Ma la sua permanente meditazione abbraccia le cose morte nella propria contemplazione, per salvarle.
W.Benjamin
In questa mostra dal titolo “Crepuscular”, come in una sorta di tableau vivant, Maria Semmer allestisce sogni e visioni che provengono dal suo subconscio.
Protagonista è la donna, figura angelica, verginale, esile e dolce, creatura feconda e dunque “creatrice”, che interpreta il suo rapporto con il mondo. Figure femminili emergono dall’acqua, simbolo organico del liquido amniotico. Sono imprigionate in ambientazioni naturali e atmosfere suggestive che infondono una certa inquietudine.
Aleggia un delicato senso di morte, un aspetto macabro e alchemico che rimanda ad alcuni quadri dei preraffaeliti e in particolare all’Ofelia di J. E. Millais, annegata nel fiume e coperta da piante e fiori come il salice, l’ortica e le margherite, simboli dell’amore abbandonato.
Interessata a una profonda ricerca introspettiva sulle sensazioni, le emozioni e le sospensioni dell’essere, in altre immagini la Semmer – spesso oggetto e soggetto dei suoi scatti – si abbandona senza riserve al medium fotografico, si rappresenta in contesti domestici con ambientazioni decadenti, da sola o talvolta con amiche, esprimendosi in performance appositamente progettate. Si studia, si indaga, si scruta senza sosta fino a scoprire una bellezza enigmatica tanto delicata e impalpabile da sembrare fragile.
Il suo corpo nudo si nasconde tra le architetture, tra gli elementi naturali, gioca con la propria ombra, inserendosi nell’universo delle cose, come fosse parte di esse. Le sue foto ricordano i primi scatti della grande fotografa americana Francesca Woodman, la cui nudità (come la Nuda Veritas di G. Klimt) esibita davanti all’obiettivo era un mezzo per segnalare quella sua impotenza davanti al mondo, davanti a una società che macina ogni cosa velocemente.

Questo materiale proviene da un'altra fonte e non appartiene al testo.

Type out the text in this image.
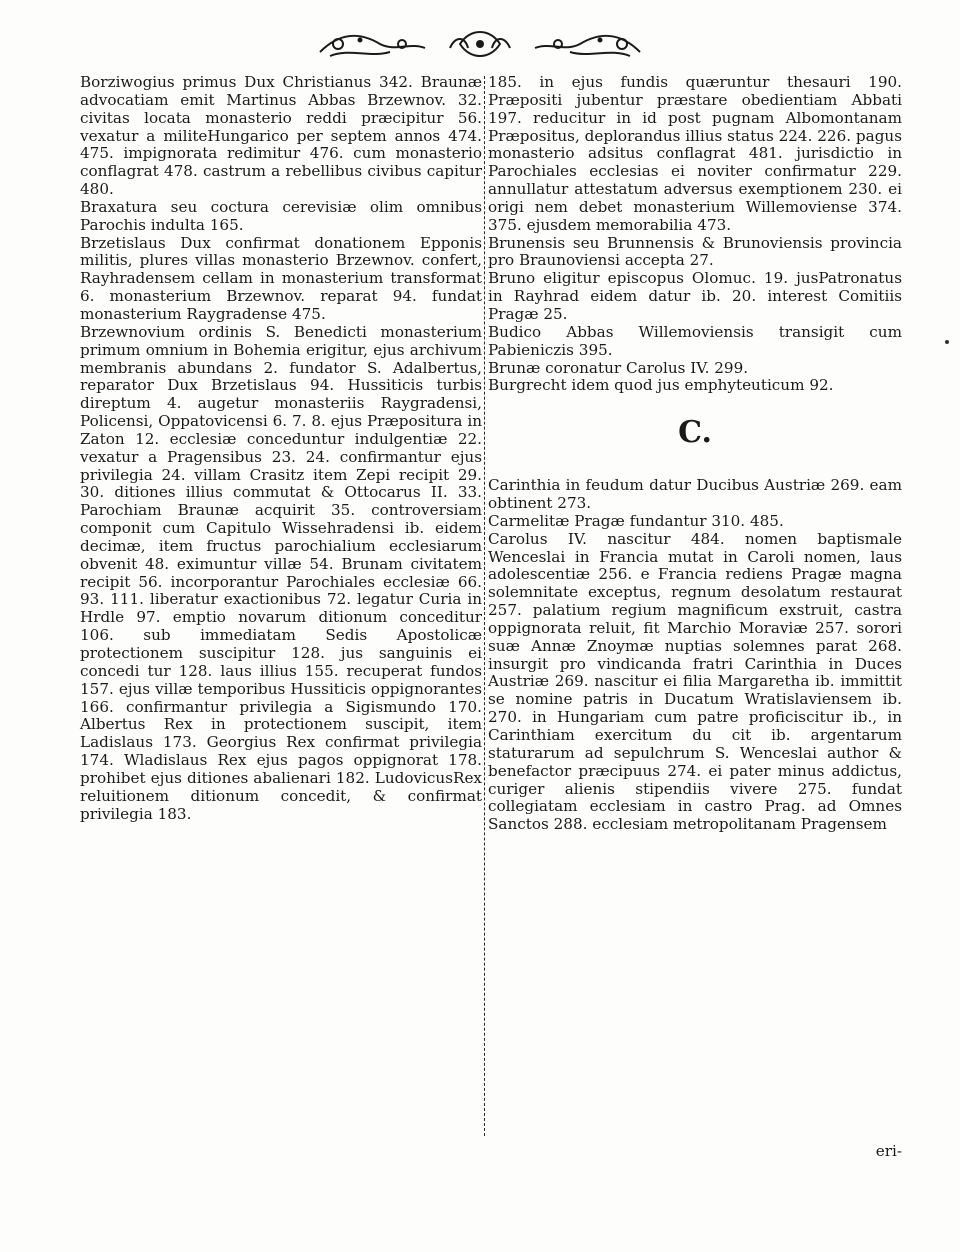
Borziwogius primus Dux Christianus 342. Braunæ advocatiam emit Martinus Abbas Brzewnov. 32. civitas locata monasterio reddi præcipitur 56. vexatur a militeHungarico per septem annos 474. 475. impignorata redimitur 476. cum monasterio conflagrat 478. castrum a rebellibus civibus capitur 480.

Braxatura seu coctura cerevisiæ olim omnibus Parochis indulta 165.

Brzetislaus Dux confirmat donationem Epponis militis, plures villas monasterio Brzewnov. confert, Rayhradensem cellam in monasterium transformat 6. monasterium Brzewnov. reparat 94. fundat monasterium Raygradense 475.

Brzewnovium ordinis S. Benedicti monasterium primum omnium in Bohemia erigitur, ejus archivum membranis abundans 2. fundator S. Adalbertus, reparator Dux Brzetislaus 94. Hussiticis turbis direptum 4. augetur monasteriis Raygradensi, Policensi, Oppatovicensi 6. 7. 8. ejus Præpositura in Zaton 12. ecclesiæ conceduntur indulgentiæ 22. vexatur a Pragensibus 23. 24. confirmantur ejus privilegia 24. villam Crasitz item Zepi recipit 29. 30. ditiones illius commutat & Ottocarus II. 33. Parochiam Braunæ acquirit 35. controversiam componit cum Capitulo Wissehradensi ib. eidem decimæ, item fructus parochialium ecclesiarum obvenit 48. eximuntur villæ 54. Brunam civitatem recipit 56. incorporantur Parochiales ecclesiæ 66. 93. 111. liberatur exactionibus 72. legatur Curia in Hrdle 97. emptio novarum ditionum conceditur 106. sub immediatam Sedis Apostolicæ protectionem suscipitur 128. jus sanguinis ei concedi tur 128. laus illius 155. recuperat fundos 157. ejus villæ temporibus Hussiticis oppignorantes 166. confirmantur privilegia a Sigismundo 170. Albertus Rex in protectionem suscipit, item Ladislaus 173. Georgius Rex confirmat privilegia 174. Wladislaus Rex ejus pagos oppignorat 178. prohibet ejus ditiones abalienari 182. LudovicusRex reluitionem ditionum concedit, & confirmat privilegia 183.

185. in ejus fundis quæruntur thesauri 190. Præpositi jubentur præstare obedientiam Abbati 197. reducitur in id post pugnam Albomontanam Præpositus, deplorandus illius status 224. 226. pagus monasterio adsitus conflagrat 481. jurisdictio in Parochiales ecclesias ei noviter confirmatur 229. annullatur attestatum adversus exemptionem 230. ei origi nem debet monasterium Willemoviense 374. 375. ejusdem memorabilia 473.

Brunensis seu Brunnensis & Brunoviensis provincia pro Braunoviensi accepta 27.

Bruno eligitur episcopus Olomuc. 19. jusPatronatus in Rayhrad eidem datur ib. 20. interest Comitiis Pragæ 25.

Budico Abbas Willemoviensis transigit cum Pabieniczis 395.

Brunæ coronatur Carolus IV. 299.

Burgrecht idem quod jus emphyteuticum 92.

C.

Carinthia in feudum datur Ducibus Austriæ 269. eam obtinent 273.

Carmelitæ Pragæ fundantur 310. 485.

Carolus IV. nascitur 484. nomen baptismale Wenceslai in Francia mutat in Caroli nomen, laus adolescentiæ 256. e Francia rediens Pragæ magna solemnitate exceptus, regnum desolatum restaurat 257. palatium regium magnificum exstruit, castra oppignorata reluit, fit Marchio Moraviæ 257. sorori suæ Annæ Znoymæ nuptias solemnes parat 268. insurgit pro vindicanda fratri Carinthia in Duces Austriæ 269. nascitur ei filia Margaretha ib. immittit se nomine patris in Ducatum Wratislaviensem ib. 270. in Hungariam cum patre proficiscitur ib., in Carinthiam exercitum du cit ib. argentarum staturarum ad sepulchrum S. Wenceslai author & benefactor præcipuus 274. ei pater minus addictus, curiger alienis stipendiis vivere 275. fundat collegiatam ecclesiam in castro Prag. ad Omnes Sanctos 288. ecclesiam metropolitanam Pragensem

eri-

Al crepuscolo, quando tutto finisce e arriva la buia e tetra notte, Maria Semmer libera i fantasmi della sua mente e li distende intorno a sé, li lascia vivere, li ascolta, ne è sedotta e allo stesso tempo ne ha timore perché possano sopraffarla.
Una fragile malinconia aleggia in ogni immagine. Dal buio l’artista alchimista riemerge per compiere il primo passo verso l’esito di luce che invade il mondo. Ricorda quell’animo saturnino che la tradizione considera temperamento proprio dell’artista.